Read Estate Development Lecturer James Brian Marian Facilitates Real Estate Research Council Meeting on COVID-19 Impact

July 24, 2020

downtown-tucson.jpg

Downtown Tucson
Photo by Celtenator, courtesy Pixabay.

 

James Brian Marian, an adjunct lecturer in real estate development in the College of Architecture, Planning and Landscape Architecture at the University of Arizona, recently facilitated the Pima County Real Estate Research Council's first meeting on the impacts of COVID-19. The meeting's summary was published in the June 2020 issue of TREND Report.

The meeting featured presentations by local real estate experts about the impact of COVID-19 on their businesses: Rosey Koberlein of Long Realty, Randy Agron of A.F. Sterling, Jerry Hawkins and Kim Cole of Hawkins-Cole Hospitality, Ross McCallister of McCallister Companies, Alex Hardie of Buzz Isaacson Realty and Rob Glaser of Cushman & Wakefield/PICOR.
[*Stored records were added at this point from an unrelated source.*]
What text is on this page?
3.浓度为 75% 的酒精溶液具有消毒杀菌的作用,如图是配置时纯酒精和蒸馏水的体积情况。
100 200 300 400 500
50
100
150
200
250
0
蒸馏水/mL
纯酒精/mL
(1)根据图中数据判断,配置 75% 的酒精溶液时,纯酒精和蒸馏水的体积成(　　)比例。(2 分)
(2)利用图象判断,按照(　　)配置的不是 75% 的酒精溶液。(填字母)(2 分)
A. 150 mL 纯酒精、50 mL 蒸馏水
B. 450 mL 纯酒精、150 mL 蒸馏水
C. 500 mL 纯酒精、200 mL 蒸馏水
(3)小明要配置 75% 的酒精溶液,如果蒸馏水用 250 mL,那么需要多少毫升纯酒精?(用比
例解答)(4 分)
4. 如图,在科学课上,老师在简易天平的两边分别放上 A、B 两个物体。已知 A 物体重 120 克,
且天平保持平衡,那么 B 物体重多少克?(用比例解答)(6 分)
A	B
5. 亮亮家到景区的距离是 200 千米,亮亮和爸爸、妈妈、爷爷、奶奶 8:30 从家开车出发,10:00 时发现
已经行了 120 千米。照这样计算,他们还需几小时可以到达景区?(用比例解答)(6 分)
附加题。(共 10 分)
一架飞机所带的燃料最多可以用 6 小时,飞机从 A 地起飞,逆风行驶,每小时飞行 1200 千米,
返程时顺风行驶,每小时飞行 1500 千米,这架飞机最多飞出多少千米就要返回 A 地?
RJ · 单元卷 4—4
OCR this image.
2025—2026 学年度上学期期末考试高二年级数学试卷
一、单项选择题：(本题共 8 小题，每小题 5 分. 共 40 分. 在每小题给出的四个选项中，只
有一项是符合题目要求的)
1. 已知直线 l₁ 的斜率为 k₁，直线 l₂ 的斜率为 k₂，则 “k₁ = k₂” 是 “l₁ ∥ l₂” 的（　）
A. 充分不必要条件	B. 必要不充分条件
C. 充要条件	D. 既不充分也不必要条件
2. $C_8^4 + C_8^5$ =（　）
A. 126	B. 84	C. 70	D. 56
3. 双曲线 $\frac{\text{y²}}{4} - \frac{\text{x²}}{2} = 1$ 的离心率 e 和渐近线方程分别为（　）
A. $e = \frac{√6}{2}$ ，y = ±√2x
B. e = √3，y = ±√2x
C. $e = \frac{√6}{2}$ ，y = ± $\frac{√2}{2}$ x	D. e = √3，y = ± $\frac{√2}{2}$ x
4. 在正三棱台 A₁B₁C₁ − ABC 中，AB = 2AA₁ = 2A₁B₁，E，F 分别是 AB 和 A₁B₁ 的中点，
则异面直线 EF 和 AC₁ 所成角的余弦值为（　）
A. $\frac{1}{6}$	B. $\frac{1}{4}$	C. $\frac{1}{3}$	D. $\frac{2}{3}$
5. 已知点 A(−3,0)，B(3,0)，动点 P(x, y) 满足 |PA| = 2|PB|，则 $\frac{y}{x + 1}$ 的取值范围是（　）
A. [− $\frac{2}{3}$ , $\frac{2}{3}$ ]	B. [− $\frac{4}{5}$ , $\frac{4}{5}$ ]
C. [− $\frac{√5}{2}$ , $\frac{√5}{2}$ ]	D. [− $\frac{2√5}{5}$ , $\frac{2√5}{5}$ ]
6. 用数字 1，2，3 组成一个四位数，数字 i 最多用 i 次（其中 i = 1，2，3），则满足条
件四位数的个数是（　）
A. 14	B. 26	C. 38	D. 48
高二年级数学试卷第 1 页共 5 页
While the pandemic initially caused transactions in residential real estate in Pima County, Arizona to drop by 30 percent, "pending contract activity has soared" since then (through June), according to Koberlein. For new home construction, however, transactions remain reduced even with "a significant uptick in both activity and buyer confidence" recently, says Agron, in part because of a shortage of trade worker shortages, resulting also in an increase in the amount of time it takes to build a home.

From a hospitality perspective, Tucson International Airport traffic is down 95 percent and occupancies in hotels dropped down below 30 percent accordingly. "Little if any turnaround is expected before October," say Hawkins and Cole, though construction continues on four local hotels.

From a commercial perspective, the pre-COVID marketplace was good, says Hardie, but "overnight, leasing activity went to zero." Meanwhile, Glaser finds the under-10,000-square feet commercial leas market the "most vulnerable" to the pandemic because 95 percent of that space is leased to small businesses, which are the most vulnerable to the economic downturn caused by the pandemic.

Read the full meeting summary in TREND Report.

Marian teaches real estate finance, manages capstone projects and student internships and helps direct CAPLA’s Master of Real Estate Development program. A 1979 graduate of the University of Arizona, he is also the founding partner and designated broker of Tucson-based Chapman Lindsey Commercial Real Estate.

This fall, he will teach CAPLA's new RED 301 Introduction to Real Estate course, one of five required courses for CAPLA's proposed Minor in Real Estate.

Who

James Brian Marian, Adjunct Lecturer in Real Estate Development

What

Pima County Real Estate Research Council's first meeting on the impacts of COVID-19, summarized by TREND Report.